It can only be assumed that the day went as it did because there was no fresh bad news about trade, Brexit, war or anything else to stoke concern. There was even talk of a new Brexit deal, which the prime minister will supposedly reveal in the next few days.
Data and rates
A pile of economic data gave investors plenty to ponder, though few of the figures were of international standard. The Reserve Bank of Australia made the widely-expected cut to its benchmark cash rate and managed to take investors by surprise with the tone of its statement.
The ecostats from Europe tended to miss rather than exceed analysts' forecasts. The 0.5% monthly increase in German retail sales fell short of the predicted 0.6%. Provisional inflation was way below target in Spain and Italy at 0.4% and Germany only managed 0.9%. The revised figures for second quarter gross domestic product confirmed that Britain's economy shrank by 0.2% in Q2.

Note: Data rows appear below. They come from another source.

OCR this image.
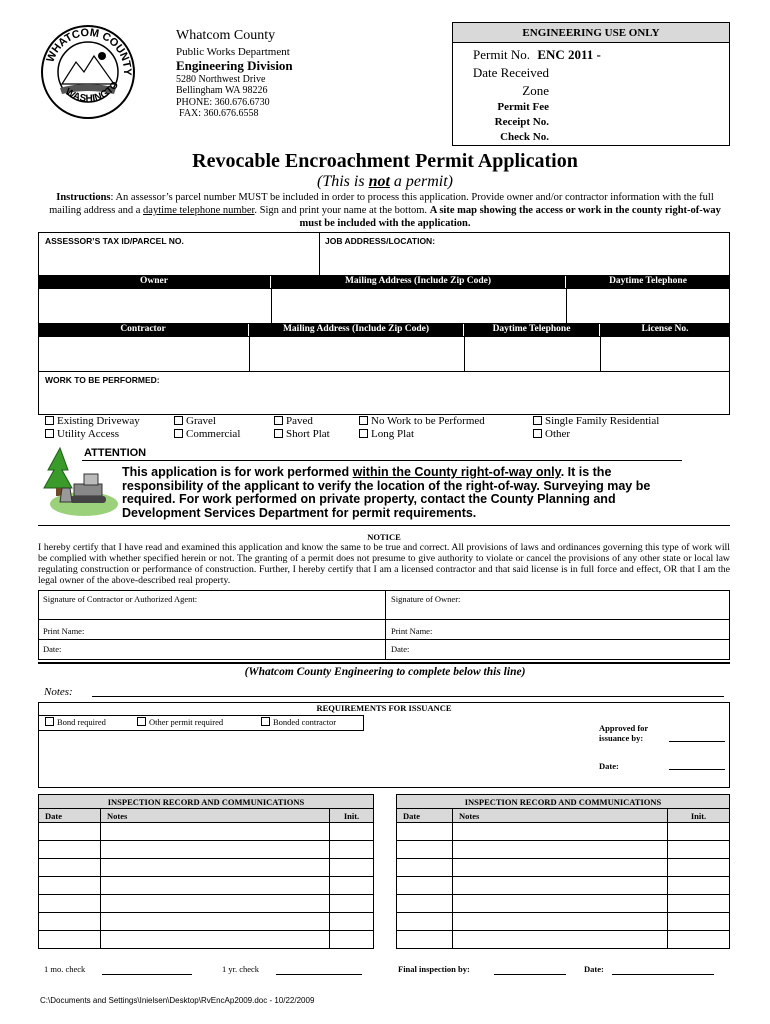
WHATCOM COUNTY
WASHINGTO
Whatcom County
Public Works Department
Engineering Division
5280 Northwest Drive
Bellingham WA 98226
PHONE: 360.676.6730
FAX: 360.676.6558
ENGINEERING USE ONLY
Permit No. ENC 2011 -
Date Received
Zone
Permit Fee
Receipt No.
Check No.
Revocable Encroachment Permit Application
(This is not a permit)
Instructions: An assessor’s parcel number MUST be included in order to process this application. Provide owner and/or contractor information with the full mailing address and a daytime telephone number. Sign and print your name at the bottom. A site map showing the access or work in the county right-of-way must be included with the application.
ASSESSOR’S TAX ID/PARCEL NO.	JOB ADDRESS/LOCATION:
Owner	Mailing Address (Include Zip Code)	Daytime Telephone
Contractor	Mailing Address (Include Zip Code)	Daytime Telephone	License No.
WORK TO BE PERFORMED:
Existing Driveway
Utility Access
Gravel
Commercial
Paved
Short Plat
No Work to be Performed
Long Plat
Single Family Residential
Other
ATTENTION
This application is for work performed within the County right-of-way only. It is the responsibility of the applicant to verify the location of the right-of-way. Surveying may be required. For work performed on private property, contact the County Planning and Development Services Department for permit requirements.
NOTICE
I hereby certify that I have read and examined this application and know the same to be true and correct. All provisions of laws and ordinances governing this type of work will be complied with whether specified herein or not. The granting of a permit does not presume to give authority to violate or cancel the provisions of any other state or local law regulating construction or performance of construction. Further, I hereby certify that I am a licensed contractor and that said license is in full force and effect, OR that I am the legal owner of the above-described real property.
Signature of Contractor or Authorized Agent:	Signature of Owner:
Print Name:	Print Name:
Date:	Date:
(Whatcom County Engineering to complete below this line)
Notes:
REQUIREMENTS FOR ISSUANCE
Bond required	Other permit required	Bonded contractor
Approved for issuance by:
Date:
INSPECTION RECORD AND COMMUNICATIONS
Date	Notes	Init.

INSPECTION RECORD AND COMMUNICATIONS
Date	Notes	Init.

1 mo. check	1 yr. check	Final inspection by:	Date:
C:\Documents and Settings\Inielsen\Desktop\RvEncAp2009.doc - 10/22/2009
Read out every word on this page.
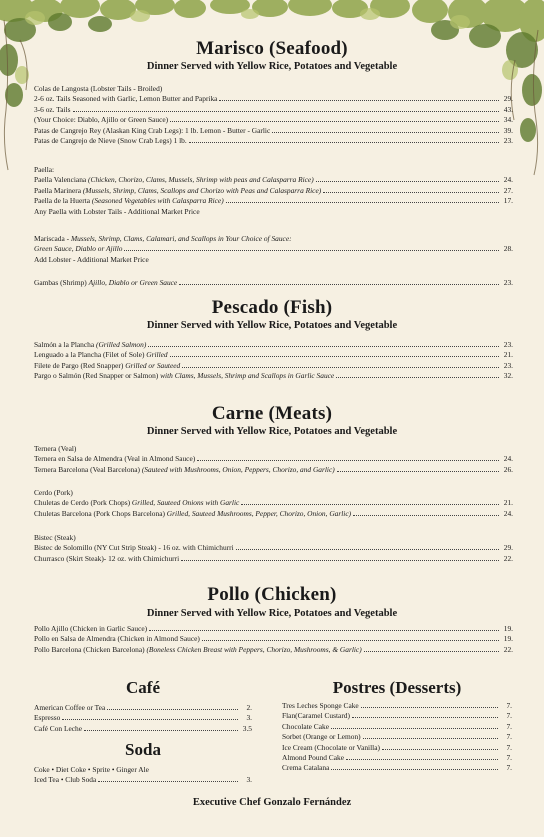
Marisco (Seafood)
Dinner Served with Yellow Rice, Potatoes and Vegetable
Colas de Langosta (Lobster Tails - Broiled)
2-6 oz. Tails Seasoned with Garlic, Lemon Butter and Paprika	29.
3-6 oz. Tails	43.
(Your Choice: Diablo, Ajillo or Green Sauce)	34.
Patas de Cangrejo Rey (Alaskan King Crab Legs): 1 lb. Lemon - Butter - Garlic	39.
Patas de Cangrejo de Nieve (Snow Crab Legs) 1 lb.	23.
Paella:
Paella Valenciana (Chicken, Chorizo, Clams, Mussels, Shrimp with peas and Calasparra Rice)	24.
Paella Marinera (Mussels, Shrimp, Clams, Scallops and Chorizo with Peas and Calasparra Rice)	27.
Paella de la Huerta (Seasoned Vegetables with Calasparra Rice)	17.
Any Paella with Lobster Tails - Additional Market Price
Mariscada - Mussels, Shrimp, Clams, Calamari, and Scallops in Your Choice of Sauce:
Green Sauce, Diablo or Ajillo	28.
Add Lobster - Additional Market Price
Gambas (Shrimp) Ajillo, Diablo or Green Sauce	23.
Pescado (Fish)
Dinner Served with Yellow Rice, Potatoes and Vegetable
Salmón a la Plancha (Grilled Salmon)	23.
Lenguado a la Plancha (Filet of Sole) Grilled	21.
Filete de Pargo (Red Snapper) Grilled or Sauteed	23.
Pargo o Salmón (Red Snapper or Salmon) with Clams, Mussels, Shrimp and Scallops in Garlic Sauce	32.
Carne (Meats)
Dinner Served with Yellow Rice, Potatoes and Vegetable
Ternera (Veal)
Ternera en Salsa de Almendra (Veal in Almond Sauce)	24.
Ternera Barcelona (Veal Barcelona) (Sauteed with Mushrooms, Onion, Peppers, Chorizo, and Garlic)	26.
Cerdo (Pork)
Chuletas de Cerdo (Pork Chops) Grilled, Sauteed Onions with Garlic	21.
Chuletas Barcelona (Pork Chops Barcelona) Grilled, Sauteed Mushrooms, Pepper, Chorizo, Onion, Garlic)	24.
Bistec (Steak)
Bistec de Solomillo (NY Cut Strip Steak) - 16 oz. with Chimichurri	29.
Churrasco (Skirt Steak)- 12 oz. with Chimichurri	22.
Pollo (Chicken)
Dinner Served with Yellow Rice, Potatoes and Vegetable
Pollo Ajillo (Chicken in Garlic Sauce)	19.
Pollo en Salsa de Almendra (Chicken in Almond Sauce)	19.
Pollo Barcelona (Chicken Barcelona) (Boneless Chicken Breast with Peppers, Chorizo, Mushrooms, & Garlic)	22.
Café
American Coffee or Tea	2.
Espresso	3.
Café Con Leche	3.5
Soda
Coke • Diet Coke • Sprite • Ginger Ale
Iced Tea • Club Soda	3.
Postres (Desserts)
Tres Leches Sponge Cake	7.
Flan(Caramel Custard)	7.
Chocolate Cake	7.
Sorbet (Orange or Lemon)	7.
Ice Cream (Chocolate or Vanilla)	7.
Almond Pound Cake	7.
Crema Catalana	7.
Executive Chef Gonzalo Fernández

This morning the Reserve Bank of Australia lowered its cash rate from 1% to 0.75% as expected. That was alright but the statement suggested that the RBA is readier than previously thought to make a further cut. The Aussie firmed up ahead of the announcement and fell afterwards.
PMIs to the fore
It being the first of the month, the data agenda will be comprised mostly of purchasing managers' index readings for manufacturing. The finalised Euroland inflation figures also come out this morning, followed by a speech from RBA governor Philip Lowe, which could shed more light on this morning's policy statement.
NZIER's Quarterly Survey of Business Opinion came out overnight. It showed that a net 35% of NZ companies "expect a worsening in general economic conditions – still the weakest level since March 2009". In the two manufacturing PMIs from Australia AiG and CBA, both came out with positive results at 54.7 and 50.3 respectively. Nationwide said this morning that UK house prices rose just 0.2% in the year to September and fell by that much over the month.
Apart from Swiss retail sales, Euroland consumer prices, Canadian GDP and US construction spending, it is manufacturing PMIs pretty much all the way during the London day. There could be several sub-50 readings from Europe, with Britain pencilled in at 47.0.